The amount of land burned by wildfires in the U.S. this year has surpassed 9 million acres, according to data released Thursday by the National Interagency Fire Center. This is only the fourth time on record the country has reached the 9 million-acre mark, center spokesman Randall Eardley said in an e-mail. The area burned is roughly equivalent to the size of New Jersey and Connecticut combined.

All of the top years for acres burned have occurred since 2000, Eardley said. The worst year occurred in 2006, with 9.8 million acres. In 2007 and 2012, 9.3 million acres were burned, he said. If another 800,000 acres are burned this year, an all-time record would be set.

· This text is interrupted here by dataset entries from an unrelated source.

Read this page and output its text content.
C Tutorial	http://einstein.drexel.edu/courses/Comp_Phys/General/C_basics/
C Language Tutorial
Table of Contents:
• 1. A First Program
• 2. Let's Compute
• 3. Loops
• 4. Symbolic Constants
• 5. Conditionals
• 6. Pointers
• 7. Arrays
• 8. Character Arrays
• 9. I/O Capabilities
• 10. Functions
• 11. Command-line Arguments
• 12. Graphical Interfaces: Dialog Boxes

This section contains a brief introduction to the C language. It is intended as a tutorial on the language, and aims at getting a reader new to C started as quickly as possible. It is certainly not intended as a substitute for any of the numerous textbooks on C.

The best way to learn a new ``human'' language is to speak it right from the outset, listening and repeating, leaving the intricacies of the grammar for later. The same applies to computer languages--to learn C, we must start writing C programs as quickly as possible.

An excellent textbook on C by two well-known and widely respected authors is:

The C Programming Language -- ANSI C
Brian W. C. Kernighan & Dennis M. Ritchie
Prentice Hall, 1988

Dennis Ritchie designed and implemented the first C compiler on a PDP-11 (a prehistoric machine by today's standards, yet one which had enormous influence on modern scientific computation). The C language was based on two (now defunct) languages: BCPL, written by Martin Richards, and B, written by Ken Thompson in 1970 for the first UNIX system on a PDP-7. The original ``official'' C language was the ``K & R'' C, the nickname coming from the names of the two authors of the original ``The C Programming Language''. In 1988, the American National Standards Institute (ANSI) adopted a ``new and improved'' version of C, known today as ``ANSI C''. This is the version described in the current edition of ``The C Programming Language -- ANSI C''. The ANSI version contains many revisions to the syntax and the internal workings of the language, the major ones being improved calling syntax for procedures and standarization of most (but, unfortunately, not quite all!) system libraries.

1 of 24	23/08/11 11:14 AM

Accurate wildfire records go back to 1960. Prior to 2000, the U.S. surpassed 7 million acres only one time — in 1963. “The year 2000 seems to have been a turning point in the number of acres we’ve seen burned,” Eardley said.

This year’s fire season has been unusually severe in the Northwest. Wildfires there destroyed dozens of homes and forced hundreds of residents to evacuate, sometimes for weeks on end. The season also included the largest fire in the history of Washington state, the Okanogan Complex fire, which killed three firefighters. Devastating fires in California have killed at least 7 people this month, CalFire, the state firefighting agency, reported.

Interior Secretary Sally Jewell and Agricultural Secretary Tom Vilsack have called the 2015 fire season a disaster for the number of firefighter lives lost as well as destroyed homes and natural resources.